At this point, defense counsel moved for a mistrial on the basis that the State had violated the rules of discovery by failing to disclose the videotape to the defense. Defendant's counsel asserted that he was unable to determine whether or not the videotape supports or refutes the testimony of the witness because it was not disclosed. After the trial court overruled the motion, defense counsel then requested that the jury be instructed on this issue.

On appeal, defendant claims that the trial court abused its discretion when it overruled her motion for a mistrial. In support of her argument, defendant states that she was prejudiced from properly preparing her defense or receiving a fair trial.
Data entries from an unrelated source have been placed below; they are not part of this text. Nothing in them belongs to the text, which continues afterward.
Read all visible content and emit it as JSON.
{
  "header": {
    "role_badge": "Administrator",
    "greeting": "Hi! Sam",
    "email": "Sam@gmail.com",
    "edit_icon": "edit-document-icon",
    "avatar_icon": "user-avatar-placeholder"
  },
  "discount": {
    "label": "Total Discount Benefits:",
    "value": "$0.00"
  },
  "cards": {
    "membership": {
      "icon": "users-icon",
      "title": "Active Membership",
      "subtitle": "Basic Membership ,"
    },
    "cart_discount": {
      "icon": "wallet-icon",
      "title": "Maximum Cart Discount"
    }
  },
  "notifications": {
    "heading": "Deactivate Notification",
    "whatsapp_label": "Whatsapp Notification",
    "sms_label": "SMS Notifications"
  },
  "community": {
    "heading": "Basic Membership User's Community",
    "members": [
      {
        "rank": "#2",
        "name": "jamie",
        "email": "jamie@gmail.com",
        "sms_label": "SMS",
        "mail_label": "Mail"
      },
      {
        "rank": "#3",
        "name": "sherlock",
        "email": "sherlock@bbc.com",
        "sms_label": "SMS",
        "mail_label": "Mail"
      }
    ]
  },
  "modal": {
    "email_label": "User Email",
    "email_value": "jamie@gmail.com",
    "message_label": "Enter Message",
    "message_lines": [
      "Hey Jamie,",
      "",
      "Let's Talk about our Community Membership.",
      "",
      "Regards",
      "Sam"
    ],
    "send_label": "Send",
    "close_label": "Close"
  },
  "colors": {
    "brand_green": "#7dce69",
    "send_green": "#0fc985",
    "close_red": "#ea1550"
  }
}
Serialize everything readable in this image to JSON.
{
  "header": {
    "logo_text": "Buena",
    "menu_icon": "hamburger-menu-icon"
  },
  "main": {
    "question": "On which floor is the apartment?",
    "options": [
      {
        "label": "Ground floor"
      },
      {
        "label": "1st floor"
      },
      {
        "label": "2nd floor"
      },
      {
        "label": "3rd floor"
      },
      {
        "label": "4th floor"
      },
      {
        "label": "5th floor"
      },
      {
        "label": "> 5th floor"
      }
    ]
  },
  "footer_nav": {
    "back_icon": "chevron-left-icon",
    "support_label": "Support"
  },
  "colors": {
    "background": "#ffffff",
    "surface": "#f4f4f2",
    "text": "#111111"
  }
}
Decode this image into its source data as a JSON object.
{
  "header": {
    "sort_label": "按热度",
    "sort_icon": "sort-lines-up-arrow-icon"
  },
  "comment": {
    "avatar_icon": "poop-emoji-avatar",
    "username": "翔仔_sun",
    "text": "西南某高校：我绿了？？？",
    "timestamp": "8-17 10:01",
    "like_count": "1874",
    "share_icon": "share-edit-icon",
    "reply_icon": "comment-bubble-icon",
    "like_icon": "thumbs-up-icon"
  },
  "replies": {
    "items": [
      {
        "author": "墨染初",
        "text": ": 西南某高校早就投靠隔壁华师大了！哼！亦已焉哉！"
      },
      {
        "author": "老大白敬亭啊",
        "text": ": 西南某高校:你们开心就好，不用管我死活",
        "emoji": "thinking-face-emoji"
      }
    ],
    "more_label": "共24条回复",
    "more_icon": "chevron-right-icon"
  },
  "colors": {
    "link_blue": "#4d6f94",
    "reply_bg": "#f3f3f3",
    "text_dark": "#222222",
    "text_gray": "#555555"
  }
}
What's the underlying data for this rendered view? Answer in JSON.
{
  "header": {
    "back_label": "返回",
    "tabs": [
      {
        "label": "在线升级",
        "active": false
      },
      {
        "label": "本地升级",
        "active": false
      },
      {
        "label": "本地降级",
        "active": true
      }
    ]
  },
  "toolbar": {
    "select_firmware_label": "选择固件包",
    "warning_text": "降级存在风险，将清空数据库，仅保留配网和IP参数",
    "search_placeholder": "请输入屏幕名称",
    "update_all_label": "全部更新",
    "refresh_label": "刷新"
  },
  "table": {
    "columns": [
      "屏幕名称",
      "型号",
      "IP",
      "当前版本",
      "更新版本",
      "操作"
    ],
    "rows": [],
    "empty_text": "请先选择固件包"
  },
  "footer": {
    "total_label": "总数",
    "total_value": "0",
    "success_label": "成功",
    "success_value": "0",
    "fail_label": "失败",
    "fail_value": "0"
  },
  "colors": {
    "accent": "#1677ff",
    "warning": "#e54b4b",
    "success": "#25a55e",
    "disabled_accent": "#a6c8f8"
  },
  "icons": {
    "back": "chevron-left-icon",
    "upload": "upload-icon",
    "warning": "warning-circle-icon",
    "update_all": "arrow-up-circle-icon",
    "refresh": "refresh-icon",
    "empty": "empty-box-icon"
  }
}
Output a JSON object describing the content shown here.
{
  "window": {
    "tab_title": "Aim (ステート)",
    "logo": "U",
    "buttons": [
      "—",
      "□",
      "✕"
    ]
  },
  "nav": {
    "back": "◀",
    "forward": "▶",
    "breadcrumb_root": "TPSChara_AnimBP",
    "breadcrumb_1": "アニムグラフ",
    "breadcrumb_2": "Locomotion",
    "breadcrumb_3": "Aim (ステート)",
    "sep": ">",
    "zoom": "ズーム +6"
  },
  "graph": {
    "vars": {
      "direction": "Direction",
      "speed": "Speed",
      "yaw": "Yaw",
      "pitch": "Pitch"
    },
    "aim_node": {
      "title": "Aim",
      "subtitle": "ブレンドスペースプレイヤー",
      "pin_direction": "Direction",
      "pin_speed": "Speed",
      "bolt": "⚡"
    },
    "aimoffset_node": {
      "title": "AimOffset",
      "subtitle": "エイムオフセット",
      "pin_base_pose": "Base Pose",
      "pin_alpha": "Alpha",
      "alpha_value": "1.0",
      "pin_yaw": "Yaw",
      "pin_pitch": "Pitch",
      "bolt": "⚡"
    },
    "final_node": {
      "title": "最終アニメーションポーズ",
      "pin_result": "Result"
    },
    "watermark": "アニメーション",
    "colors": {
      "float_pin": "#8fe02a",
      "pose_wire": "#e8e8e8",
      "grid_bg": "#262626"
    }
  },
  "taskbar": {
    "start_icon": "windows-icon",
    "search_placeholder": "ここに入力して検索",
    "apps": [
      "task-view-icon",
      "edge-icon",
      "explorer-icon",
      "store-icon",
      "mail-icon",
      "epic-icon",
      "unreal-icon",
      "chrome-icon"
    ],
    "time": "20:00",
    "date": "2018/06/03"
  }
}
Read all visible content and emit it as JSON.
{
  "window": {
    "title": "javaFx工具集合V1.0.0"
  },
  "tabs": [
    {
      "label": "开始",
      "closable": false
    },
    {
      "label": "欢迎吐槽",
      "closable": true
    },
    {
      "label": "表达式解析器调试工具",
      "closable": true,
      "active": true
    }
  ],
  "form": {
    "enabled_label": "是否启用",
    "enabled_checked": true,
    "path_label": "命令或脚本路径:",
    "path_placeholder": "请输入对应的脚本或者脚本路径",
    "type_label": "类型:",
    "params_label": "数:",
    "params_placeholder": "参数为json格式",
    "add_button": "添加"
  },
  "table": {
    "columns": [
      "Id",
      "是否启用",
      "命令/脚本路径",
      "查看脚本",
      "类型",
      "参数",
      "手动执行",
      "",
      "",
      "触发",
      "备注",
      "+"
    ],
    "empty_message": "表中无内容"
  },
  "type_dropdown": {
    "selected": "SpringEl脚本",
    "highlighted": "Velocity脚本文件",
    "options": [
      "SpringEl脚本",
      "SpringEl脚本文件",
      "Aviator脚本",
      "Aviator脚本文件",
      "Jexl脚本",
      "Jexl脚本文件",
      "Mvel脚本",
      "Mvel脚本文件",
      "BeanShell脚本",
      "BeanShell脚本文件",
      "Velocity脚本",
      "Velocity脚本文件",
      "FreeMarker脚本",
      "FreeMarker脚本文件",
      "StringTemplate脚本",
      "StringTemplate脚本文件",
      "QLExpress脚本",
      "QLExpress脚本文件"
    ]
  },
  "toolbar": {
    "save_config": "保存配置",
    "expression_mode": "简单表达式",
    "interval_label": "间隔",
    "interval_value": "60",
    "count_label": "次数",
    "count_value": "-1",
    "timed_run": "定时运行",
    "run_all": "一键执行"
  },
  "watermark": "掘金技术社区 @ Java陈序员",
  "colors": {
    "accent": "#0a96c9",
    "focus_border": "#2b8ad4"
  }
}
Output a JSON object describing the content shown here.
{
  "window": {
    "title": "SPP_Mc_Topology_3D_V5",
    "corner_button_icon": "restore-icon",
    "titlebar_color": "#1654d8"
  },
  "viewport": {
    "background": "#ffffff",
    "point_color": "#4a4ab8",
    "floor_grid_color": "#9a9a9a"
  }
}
Crim.R 16(E)(3) permits a court to impose sanctions upon a party not complying with the discovery rules, including allowing the discovery or inspection, granting a continuance, prohibiting the party from introducing in evidence the material not disclosed, or making any other order the court deems just under the circumstances. The trial court is vested with the discretion to determine the appropriate sanction for a discovery rule violation. State v. Wiles (1991), 59 Ohio St.3d 71, 78. In Lakewood v. Papadelis (1987), 32 Ohio St.3d 1, 5, the Ohio Supreme Court stated that a trial court must inquire into the circumstances surrounding a discovery rule violation and, when deciding the sanction to be imposed, must impose the least severe sanction that is consistent with the purpose of the rules of discovery. Thus, reversible error exists only where the trial court has abused its discretion. Wiles, supra.

In the present case, the record indicates the trial court ordered pursuant to Crim.R 16(E)(3) that the State produce the videotape for defendant's counsel to review. In addition, the court made a finding that the nondisclosure was not wilful after the State's "lead" counsel indicated she was unaware of that videotape prior to the trial. Furthermore, the State was prohibited from introducing the tape into evidence, but if defense counsel should desire to introduce it, the court indicated that counsel would be permitted to recall Patrolman Hofacker to cross-examine him about the same. On this issue, the jury was instructed to disregard what the patrolman said about a tape.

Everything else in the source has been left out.